Aynı olayı farklı değerlendirenleri dinlediğinde, sadece bir tanesinin doğru söylediğini ya da hepsinin yanlış söylediğini (gerçeğe ulaşamadığını) düşünür.
Kendilerinin açıkça gördüğü “gerçeği” (Hakkı) kendilerinin gördüğü gibi görmeyenleri “cehalet ya da kötü niyetle” suçlar.
Cehalet eğitimle (baskı ve şiddet ile eğmekle, zorla yön vermekle) aşılabilir. Kötü niyet ise dışlanmalı (tekfir) veya cezalandırılmalıdır.
Bu anlamda Modernist düşünce kendi düşünce biçimini mutlaklaştırıp Allah’ının fikri ile aynileştirir. Anlam katmanları kalkar, herkes tek boyuta zorlanır. Artık insan Hak’kın katındadır. HAK makamından konuşmakta, HAK adına seslenmektedir. (Batı Medeniyeti)

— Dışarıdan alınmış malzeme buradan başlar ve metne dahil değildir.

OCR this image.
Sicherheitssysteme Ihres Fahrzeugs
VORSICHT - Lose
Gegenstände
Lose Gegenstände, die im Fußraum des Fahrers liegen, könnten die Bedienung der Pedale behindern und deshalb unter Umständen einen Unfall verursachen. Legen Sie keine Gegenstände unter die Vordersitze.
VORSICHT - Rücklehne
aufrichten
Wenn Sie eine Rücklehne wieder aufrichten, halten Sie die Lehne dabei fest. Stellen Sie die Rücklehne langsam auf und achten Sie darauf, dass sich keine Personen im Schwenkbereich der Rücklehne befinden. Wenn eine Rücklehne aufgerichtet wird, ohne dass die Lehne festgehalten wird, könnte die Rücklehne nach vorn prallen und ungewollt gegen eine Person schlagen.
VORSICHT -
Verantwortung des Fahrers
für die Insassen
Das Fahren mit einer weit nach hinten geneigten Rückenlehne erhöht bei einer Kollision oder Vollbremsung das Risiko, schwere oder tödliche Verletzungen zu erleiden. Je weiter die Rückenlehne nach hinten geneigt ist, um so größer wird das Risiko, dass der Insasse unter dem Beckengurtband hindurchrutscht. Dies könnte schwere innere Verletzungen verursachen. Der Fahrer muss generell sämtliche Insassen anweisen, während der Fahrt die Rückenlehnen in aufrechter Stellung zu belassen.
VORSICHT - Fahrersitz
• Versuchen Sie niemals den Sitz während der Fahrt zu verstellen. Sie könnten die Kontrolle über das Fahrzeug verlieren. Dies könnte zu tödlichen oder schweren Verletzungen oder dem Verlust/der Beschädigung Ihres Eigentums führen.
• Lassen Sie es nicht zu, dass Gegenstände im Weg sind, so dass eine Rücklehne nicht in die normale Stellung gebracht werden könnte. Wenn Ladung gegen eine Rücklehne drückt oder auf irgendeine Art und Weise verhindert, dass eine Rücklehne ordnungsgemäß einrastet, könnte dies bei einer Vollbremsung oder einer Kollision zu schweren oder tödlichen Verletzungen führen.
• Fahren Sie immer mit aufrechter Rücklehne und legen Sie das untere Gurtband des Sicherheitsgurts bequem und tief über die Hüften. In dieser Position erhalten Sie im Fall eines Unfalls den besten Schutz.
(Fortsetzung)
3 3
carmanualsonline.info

Bulunduğu yeri “HAK” makamı gören anlayış diğerlerini HAK’ka dolayısı ile kendine uydurmayı “görev” addeder. Allah’ın sesi ile kendi sesi birleştiği için onun fikrine karşı gelen Allah’a karşı gelmiş, onu red eden Allah’ı red etmiş olur.
Basitçe formüle edildiğinde “Benim ilmim buna yetti. Doğrusunu Allah bilir.” in yerine “Allah/Kur’an böyle diyor.” Mantığı ikame edilir.
Gelenekselcilerin cahiliye dediği düşünce biçimi tam da budur.